Dass der Schmusehase im Osterbrattopf landet, ist natürlich eine erschreckende Erkenntnis für Heranwachsende, wiewohl es ihnen schmeckt. Damit stehen sie vor der Frage, die hier aufgeworfen ist und zu der man Stellung beziehen sollte. Ich – meine Meinung – bin gegen die Massenproduktion von Fleisch („Formfleisch“, kommt ja noch hinzu) unter industriellen Bedingungen, die zudem noch sämtliche Menschenrechte der dort Tätigen außer Acht lässt.
Es gibt Gegenmodelle, nicht nur in der „Bio-Landwirtschaft“. Ein Fleischermeister, der Hausschlachtungen durchführt, hat mir mal seine Anlage gezeigt – da war das Schwein glücklich bis zum Fall des Beiles, sozusagen, hat nichts mitbekommen. Und das ist die nächste Frage, die sich jeder für sich beantworten muss: Wer Fleisch essen will, muss bereit sein, zu schlachten. Interessant, welche Unterschiede in der Beantwortung zu Tage kommen: Fisch, Huhn? Kein Problem. Schwein, Rind? Schwieriger.
Eine Kehrseite ist, dass Schweine und Rinder als Art nicht lange überleben würden, wären sie keine „Nutztiere“. Gilt auch für Schafe, Ziegen, Hasen, Hühner. Wer würde diese Tiere halten, wenn sie keinen Nutzen brächten? Die Domestizierung von Tieren zu Nutztieren diente dem gegenseitigen Arterhalt.
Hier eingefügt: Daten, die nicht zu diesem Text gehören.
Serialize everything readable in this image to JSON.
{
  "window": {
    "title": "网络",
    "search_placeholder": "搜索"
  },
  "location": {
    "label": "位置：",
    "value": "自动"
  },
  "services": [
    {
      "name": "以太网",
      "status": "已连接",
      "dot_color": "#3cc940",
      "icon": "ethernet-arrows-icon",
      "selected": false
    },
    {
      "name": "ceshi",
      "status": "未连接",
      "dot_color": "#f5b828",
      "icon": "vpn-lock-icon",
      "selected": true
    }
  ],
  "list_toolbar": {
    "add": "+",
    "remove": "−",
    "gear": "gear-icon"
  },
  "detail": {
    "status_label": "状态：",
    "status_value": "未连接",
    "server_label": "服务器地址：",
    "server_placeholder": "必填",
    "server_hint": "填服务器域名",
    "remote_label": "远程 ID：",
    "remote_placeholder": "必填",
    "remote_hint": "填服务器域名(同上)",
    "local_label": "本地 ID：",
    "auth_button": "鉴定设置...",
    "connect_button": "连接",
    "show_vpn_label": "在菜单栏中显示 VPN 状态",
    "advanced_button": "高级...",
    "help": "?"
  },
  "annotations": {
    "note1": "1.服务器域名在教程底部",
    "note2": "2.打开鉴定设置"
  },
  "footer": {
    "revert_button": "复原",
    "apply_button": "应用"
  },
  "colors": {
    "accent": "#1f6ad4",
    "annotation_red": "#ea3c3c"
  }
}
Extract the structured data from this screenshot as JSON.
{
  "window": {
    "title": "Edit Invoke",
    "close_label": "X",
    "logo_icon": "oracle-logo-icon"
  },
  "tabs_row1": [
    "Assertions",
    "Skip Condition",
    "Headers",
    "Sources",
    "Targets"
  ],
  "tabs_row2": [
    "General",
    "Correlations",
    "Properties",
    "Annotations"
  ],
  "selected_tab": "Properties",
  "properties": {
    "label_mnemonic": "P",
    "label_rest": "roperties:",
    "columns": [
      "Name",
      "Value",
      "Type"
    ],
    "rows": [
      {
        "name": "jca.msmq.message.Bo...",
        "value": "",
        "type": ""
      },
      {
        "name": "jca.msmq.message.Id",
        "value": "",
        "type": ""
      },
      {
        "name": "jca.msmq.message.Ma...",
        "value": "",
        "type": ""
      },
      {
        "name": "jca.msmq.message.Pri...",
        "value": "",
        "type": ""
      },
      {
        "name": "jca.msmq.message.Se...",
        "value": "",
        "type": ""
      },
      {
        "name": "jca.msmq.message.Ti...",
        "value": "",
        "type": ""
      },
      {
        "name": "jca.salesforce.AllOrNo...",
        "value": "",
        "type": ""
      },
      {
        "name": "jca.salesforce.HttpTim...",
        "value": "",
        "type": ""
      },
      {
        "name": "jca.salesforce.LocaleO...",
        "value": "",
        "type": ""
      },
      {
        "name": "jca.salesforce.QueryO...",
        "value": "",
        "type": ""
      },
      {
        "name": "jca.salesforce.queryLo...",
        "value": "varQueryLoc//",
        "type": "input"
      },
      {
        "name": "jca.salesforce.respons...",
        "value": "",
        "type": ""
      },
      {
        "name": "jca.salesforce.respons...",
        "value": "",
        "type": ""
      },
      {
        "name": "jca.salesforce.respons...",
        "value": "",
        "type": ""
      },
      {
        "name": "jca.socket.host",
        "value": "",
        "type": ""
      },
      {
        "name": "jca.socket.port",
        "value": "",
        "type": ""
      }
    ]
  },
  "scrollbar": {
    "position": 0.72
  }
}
Woran es fehlt, ist der Respekt. Der Respekt vor einem Lebewesen, dass man zu töten und zu verspeisen beabsichtigt, um das eigene Leben zu erhalten. Und so, wie die industrielle Revolution den Menschen zur verwertbaren Arbeitskraft herabgewürdigt hat, würdigt sie jegliches Leben herab, würdigt sie Leben überhaupt herab. Und in der Hinsicht bin ich mit den jungen Leuten einer Meinung.